Uses sentence-transformers library for real semantic similarity without
requiring external API calls. Falls back to MockEmbedder if the library
is not installed.
"""
import logging
from typing import Final
from core.interfaces import Embedder
logger = logging.getLogger(__name__)
MINILM_DIM: Final[int] = 384
class SentenceTransformerEmbedder(Embedder):
"""Local embedder using sentence-transformers.
Supports any sentence-transformers model. Default is all-MiniLM-L6-v2
(fast, 384-dim, good quality for English).
Example:
embedder = SentenceTransformerEmbedder(model="all-MiniLM-L6-v2")
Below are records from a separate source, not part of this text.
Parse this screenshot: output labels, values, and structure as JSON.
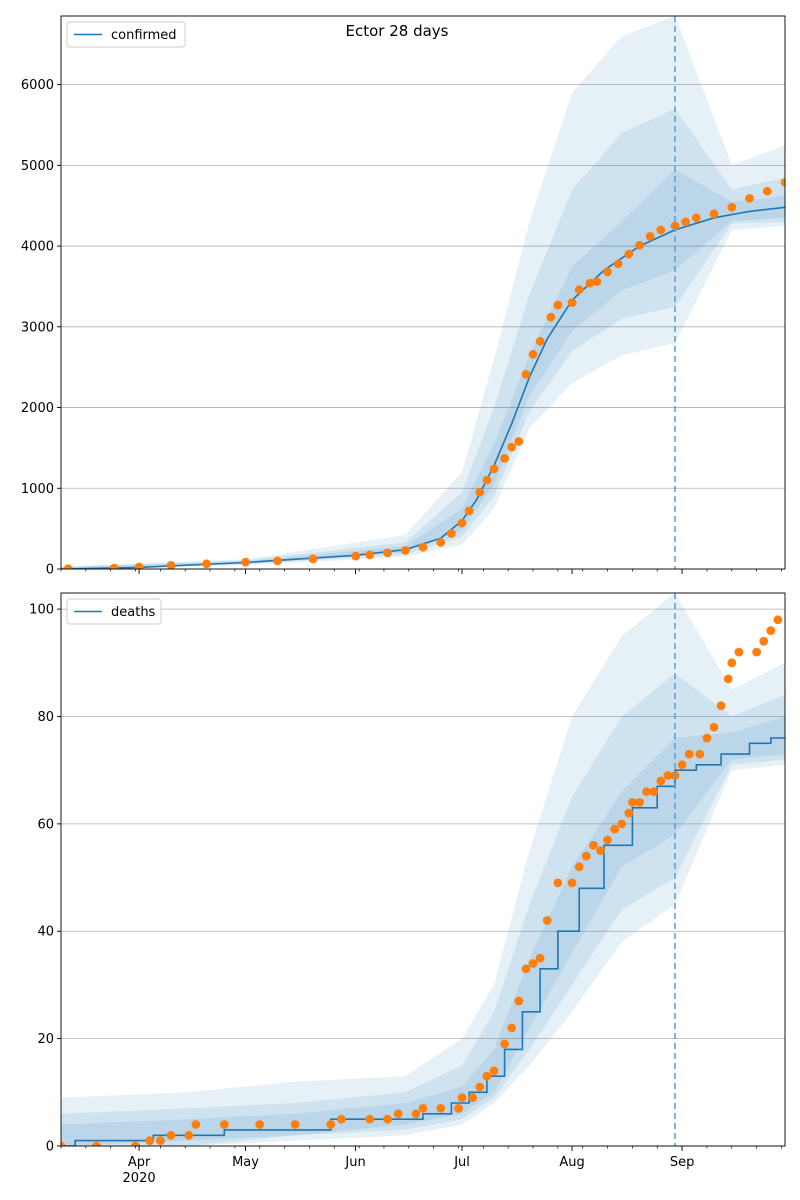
{
  "title": "Ector 28 days",
  "chart_data": [
    {
      "type": "line",
      "title": "Ector 28 days",
      "xlabel": "",
      "ylabel": "",
      "x_ticks": [
        "Apr\n2020",
        "May",
        "Jun",
        "Jul",
        "Aug",
        "Sep"
      ],
      "x_range": [
        "2020-03-10",
        "2020-09-30"
      ],
      "ylim": [
        0,
        6850
      ],
      "y_ticks": [
        0,
        1000,
        2000,
        3000,
        4000,
        5000,
        6000
      ],
      "grid": "horizontal",
      "legend": {
        "placement": "top-left",
        "entries": [
          "confirmed"
        ]
      },
      "forecast_start": "2020-08-30",
      "series": [
        {
          "name": "confirmed",
          "kind": "model-median",
          "points": [
            [
              "2020-03-10",
              0
            ],
            [
              "2020-04-01",
              20
            ],
            [
              "2020-05-01",
              80
            ],
            [
              "2020-06-01",
              170
            ],
            [
              "2020-06-15",
              240
            ],
            [
              "2020-06-25",
              380
            ],
            [
              "2020-07-01",
              600
            ],
            [
              "2020-07-05",
              850
            ],
            [
              "2020-07-10",
              1280
            ],
            [
              "2020-07-15",
              1800
            ],
            [
              "2020-07-20",
              2380
            ],
            [
              "2020-07-25",
              2850
            ],
            [
              "2020-08-01",
              3330
            ],
            [
              "2020-08-10",
              3700
            ],
            [
              "2020-08-20",
              4000
            ],
            [
              "2020-08-30",
              4200
            ],
            [
              "2020-09-10",
              4350
            ],
            [
              "2020-09-20",
              4430
            ],
            [
              "2020-09-30",
              4480
            ]
          ]
        },
        {
          "kind": "observed",
          "points": [
            [
              "2020-03-12",
              5
            ],
            [
              "2020-03-25",
              10
            ],
            [
              "2020-04-01",
              25
            ],
            [
              "2020-04-10",
              45
            ],
            [
              "2020-04-20",
              65
            ],
            [
              "2020-05-01",
              85
            ],
            [
              "2020-05-10",
              100
            ],
            [
              "2020-05-20",
              125
            ],
            [
              "2020-06-01",
              160
            ],
            [
              "2020-06-05",
              175
            ],
            [
              "2020-06-10",
              200
            ],
            [
              "2020-06-15",
              230
            ],
            [
              "2020-06-20",
              270
            ],
            [
              "2020-06-25",
              330
            ],
            [
              "2020-06-28",
              440
            ],
            [
              "2020-07-01",
              570
            ],
            [
              "2020-07-03",
              720
            ],
            [
              "2020-07-06",
              950
            ],
            [
              "2020-07-08",
              1100
            ],
            [
              "2020-07-10",
              1240
            ],
            [
              "2020-07-13",
              1370
            ],
            [
              "2020-07-15",
              1510
            ],
            [
              "2020-07-17",
              1580
            ],
            [
              "2020-07-19",
              2410
            ],
            [
              "2020-07-21",
              2660
            ],
            [
              "2020-07-23",
              2820
            ],
            [
              "2020-07-26",
              3120
            ],
            [
              "2020-07-28",
              3270
            ],
            [
              "2020-08-01",
              3300
            ],
            [
              "2020-08-03",
              3460
            ],
            [
              "2020-08-06",
              3540
            ],
            [
              "2020-08-08",
              3560
            ],
            [
              "2020-08-11",
              3680
            ],
            [
              "2020-08-14",
              3780
            ],
            [
              "2020-08-17",
              3900
            ],
            [
              "2020-08-20",
              4010
            ],
            [
              "2020-08-23",
              4120
            ],
            [
              "2020-08-26",
              4200
            ],
            [
              "2020-08-30",
              4250
            ],
            [
              "2020-09-02",
              4300
            ],
            [
              "2020-09-05",
              4350
            ],
            [
              "2020-09-10",
              4400
            ],
            [
              "2020-09-15",
              4480
            ],
            [
              "2020-09-20",
              4590
            ],
            [
              "2020-09-25",
              4680
            ],
            [
              "2020-09-30",
              4790
            ]
          ]
        }
      ],
      "bands": [
        {
          "level": "outer",
          "x": [
            "2020-03-10",
            "2020-05-01",
            "2020-06-15",
            "2020-07-01",
            "2020-07-10",
            "2020-07-20",
            "2020-08-01",
            "2020-08-15",
            "2020-08-30",
            "2020-09-15",
            "2020-09-30"
          ],
          "lower": [
            0,
            50,
            150,
            300,
            750,
            1750,
            2300,
            2650,
            2800,
            4200,
            4250
          ],
          "upper": [
            30,
            120,
            420,
            1200,
            2600,
            4300,
            5900,
            6600,
            6850,
            5000,
            5250
          ]
        },
        {
          "level": "middle",
          "x": [
            "2020-03-10",
            "2020-05-01",
            "2020-06-15",
            "2020-07-01",
            "2020-07-10",
            "2020-07-20",
            "2020-08-01",
            "2020-08-15",
            "2020-08-30",
            "2020-09-15",
            "2020-09-30"
          ],
          "lower": [
            0,
            60,
            180,
            400,
            900,
            1950,
            2700,
            3100,
            3250,
            4280,
            4300
          ],
          "upper": [
            25,
            105,
            330,
            950,
            2000,
            3400,
            4700,
            5400,
            5700,
            4700,
            4850
          ]
        },
        {
          "level": "inner",
          "x": [
            "2020-03-10",
            "2020-05-01",
            "2020-06-15",
            "2020-07-01",
            "2020-07-10",
            "2020-07-20",
            "2020-08-01",
            "2020-08-15",
            "2020-08-30",
            "2020-09-15",
            "2020-09-30"
          ],
          "lower": [
            0,
            70,
            210,
            480,
            1050,
            2150,
            2950,
            3450,
            3700,
            4310,
            4350
          ],
          "upper": [
            20,
            95,
            280,
            750,
            1550,
            2650,
            3750,
            4300,
            4950,
            4550,
            4620
          ]
        }
      ]
    },
    {
      "type": "line",
      "title": "",
      "xlabel": "",
      "ylabel": "",
      "x_ticks": [
        "Apr\n2020",
        "May",
        "Jun",
        "Jul",
        "Aug",
        "Sep"
      ],
      "x_range": [
        "2020-03-10",
        "2020-09-30"
      ],
      "ylim": [
        0,
        103
      ],
      "y_ticks": [
        0,
        20,
        40,
        60,
        80,
        100
      ],
      "grid": "horizontal",
      "legend": {
        "placement": "top-left",
        "entries": [
          "deaths"
        ]
      },
      "forecast_start": "2020-08-30",
      "series": [
        {
          "name": "deaths",
          "kind": "model-median",
          "step": true,
          "points": [
            [
              "2020-03-10",
              0
            ],
            [
              "2020-03-14",
              1
            ],
            [
              "2020-04-05",
              2
            ],
            [
              "2020-04-25",
              3
            ],
            [
              "2020-05-25",
              5
            ],
            [
              "2020-06-20",
              6
            ],
            [
              "2020-06-28",
              8
            ],
            [
              "2020-07-03",
              10
            ],
            [
              "2020-07-08",
              13
            ],
            [
              "2020-07-13",
              18
            ],
            [
              "2020-07-18",
              25
            ],
            [
              "2020-07-23",
              33
            ],
            [
              "2020-07-28",
              40
            ],
            [
              "2020-08-03",
              48
            ],
            [
              "2020-08-10",
              56
            ],
            [
              "2020-08-18",
              63
            ],
            [
              "2020-08-25",
              67
            ],
            [
              "2020-08-30",
              70
            ],
            [
              "2020-09-05",
              71
            ],
            [
              "2020-09-12",
              73
            ],
            [
              "2020-09-20",
              75
            ],
            [
              "2020-09-26",
              76
            ],
            [
              "2020-09-30",
              76
            ]
          ]
        },
        {
          "kind": "observed",
          "points": [
            [
              "2020-03-10",
              0
            ],
            [
              "2020-03-20",
              0
            ],
            [
              "2020-03-31",
              0
            ],
            [
              "2020-04-04",
              1
            ],
            [
              "2020-04-07",
              1
            ],
            [
              "2020-04-10",
              2
            ],
            [
              "2020-04-15",
              2
            ],
            [
              "2020-04-17",
              4
            ],
            [
              "2020-04-25",
              4
            ],
            [
              "2020-05-05",
              4
            ],
            [
              "2020-05-15",
              4
            ],
            [
              "2020-05-25",
              4
            ],
            [
              "2020-05-28",
              5
            ],
            [
              "2020-06-05",
              5
            ],
            [
              "2020-06-10",
              5
            ],
            [
              "2020-06-13",
              6
            ],
            [
              "2020-06-18",
              6
            ],
            [
              "2020-06-20",
              7
            ],
            [
              "2020-06-25",
              7
            ],
            [
              "2020-06-30",
              7
            ],
            [
              "2020-07-01",
              9
            ],
            [
              "2020-07-04",
              9
            ],
            [
              "2020-07-06",
              11
            ],
            [
              "2020-07-08",
              13
            ],
            [
              "2020-07-10",
              14
            ],
            [
              "2020-07-13",
              19
            ],
            [
              "2020-07-15",
              22
            ],
            [
              "2020-07-17",
              27
            ],
            [
              "2020-07-19",
              33
            ],
            [
              "2020-07-21",
              34
            ],
            [
              "2020-07-23",
              35
            ],
            [
              "2020-07-25",
              42
            ],
            [
              "2020-07-28",
              49
            ],
            [
              "2020-08-01",
              49
            ],
            [
              "2020-08-03",
              52
            ],
            [
              "2020-08-05",
              54
            ],
            [
              "2020-08-07",
              56
            ],
            [
              "2020-08-09",
              55
            ],
            [
              "2020-08-11",
              57
            ],
            [
              "2020-08-13",
              59
            ],
            [
              "2020-08-15",
              60
            ],
            [
              "2020-08-17",
              62
            ],
            [
              "2020-08-18",
              64
            ],
            [
              "2020-08-20",
              64
            ],
            [
              "2020-08-22",
              66
            ],
            [
              "2020-08-24",
              66
            ],
            [
              "2020-08-26",
              68
            ],
            [
              "2020-08-28",
              69
            ],
            [
              "2020-08-30",
              69
            ],
            [
              "2020-09-01",
              71
            ],
            [
              "2020-09-03",
              73
            ],
            [
              "2020-09-06",
              73
            ],
            [
              "2020-09-08",
              76
            ],
            [
              "2020-09-10",
              78
            ],
            [
              "2020-09-12",
              82
            ],
            [
              "2020-09-14",
              87
            ],
            [
              "2020-09-15",
              90
            ],
            [
              "2020-09-17",
              92
            ],
            [
              "2020-09-22",
              92
            ],
            [
              "2020-09-24",
              94
            ],
            [
              "2020-09-26",
              96
            ],
            [
              "2020-09-28",
              98
            ]
          ]
        }
      ],
      "bands": [
        {
          "level": "outer",
          "x": [
            "2020-03-10",
            "2020-04-15",
            "2020-05-15",
            "2020-06-15",
            "2020-07-01",
            "2020-07-10",
            "2020-07-20",
            "2020-08-01",
            "2020-08-15",
            "2020-08-30",
            "2020-09-15",
            "2020-09-30"
          ],
          "lower": [
            0,
            0,
            1,
            2,
            4,
            8,
            15,
            25,
            38,
            45,
            70,
            71
          ],
          "upper": [
            9,
            10,
            12,
            13,
            20,
            30,
            55,
            80,
            95,
            103,
            85,
            90
          ]
        },
        {
          "level": "middle",
          "x": [
            "2020-03-10",
            "2020-04-15",
            "2020-05-15",
            "2020-06-15",
            "2020-07-01",
            "2020-07-10",
            "2020-07-20",
            "2020-08-01",
            "2020-08-15",
            "2020-08-30",
            "2020-09-15",
            "2020-09-30"
          ],
          "lower": [
            0,
            0,
            2,
            3,
            5,
            9,
            18,
            30,
            44,
            50,
            71,
            72
          ],
          "upper": [
            6,
            7,
            8,
            10,
            15,
            25,
            45,
            65,
            80,
            88,
            80,
            84
          ]
        },
        {
          "level": "inner",
          "x": [
            "2020-03-10",
            "2020-04-15",
            "2020-05-15",
            "2020-06-15",
            "2020-07-01",
            "2020-07-10",
            "2020-07-20",
            "2020-08-01",
            "2020-08-15",
            "2020-08-30",
            "2020-09-15",
            "2020-09-30"
          ],
          "lower": [
            0,
            1,
            2,
            4,
            6,
            10,
            22,
            36,
            52,
            58,
            72,
            73
          ],
          "upper": [
            4,
            5,
            6,
            8,
            11,
            18,
            35,
            52,
            66,
            76,
            77,
            80
          ]
        }
      ]
    }
  ],
  "colors": {
    "median": "#1f77b4",
    "observed": "#ff7f0e",
    "band": "#1f77b4",
    "grid": "#b0b0b0",
    "forecast_line": "#5b9bd5"
  }
}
vectors = embedder.embed_texts(["hello", "world"])
"""
def __init__(self, model: str = "BAAI/bge-m3", dimension: int | None = None):
"""Initialize sentence-transformer embedder.
Args:
model: Model name from sentence-transformers (e.g. 'all-MiniLM-L6-v2').
dimension: Embedding dimension. If None, inferred from model.
"""
try:
from sentence_transformers import SentenceTransformer
except ImportError:
raise ImportError(
"sentence-transformers is required for SentenceTransformerEmbedder. "
"Install with: pip install sentence-transformers"
)
self._model_name = model
self._st = SentenceTransformer(model)
self._dimension = dimension or self._st.get_sentence_embedding_dimension()
logger.info(
"SentenceTransformerEmbedder loaded: model=%s, dim=%d",
model, self._dimension,
)
def embed_texts(self, texts: list[str]) -> list[list[float]]:
"""Embed a batch of texts.
Args:
texts: List of input texts.
Returns:
List of embedding vectors.
"""
if not texts:
return []
embeddings = self._st.encode(texts, normalize_embeddings=True)
return [emb.tolist() for emb in embeddings]
@property
def dimension(self) -> int:
return self._dimension
@property
def model(self) -> str:
return self._model_name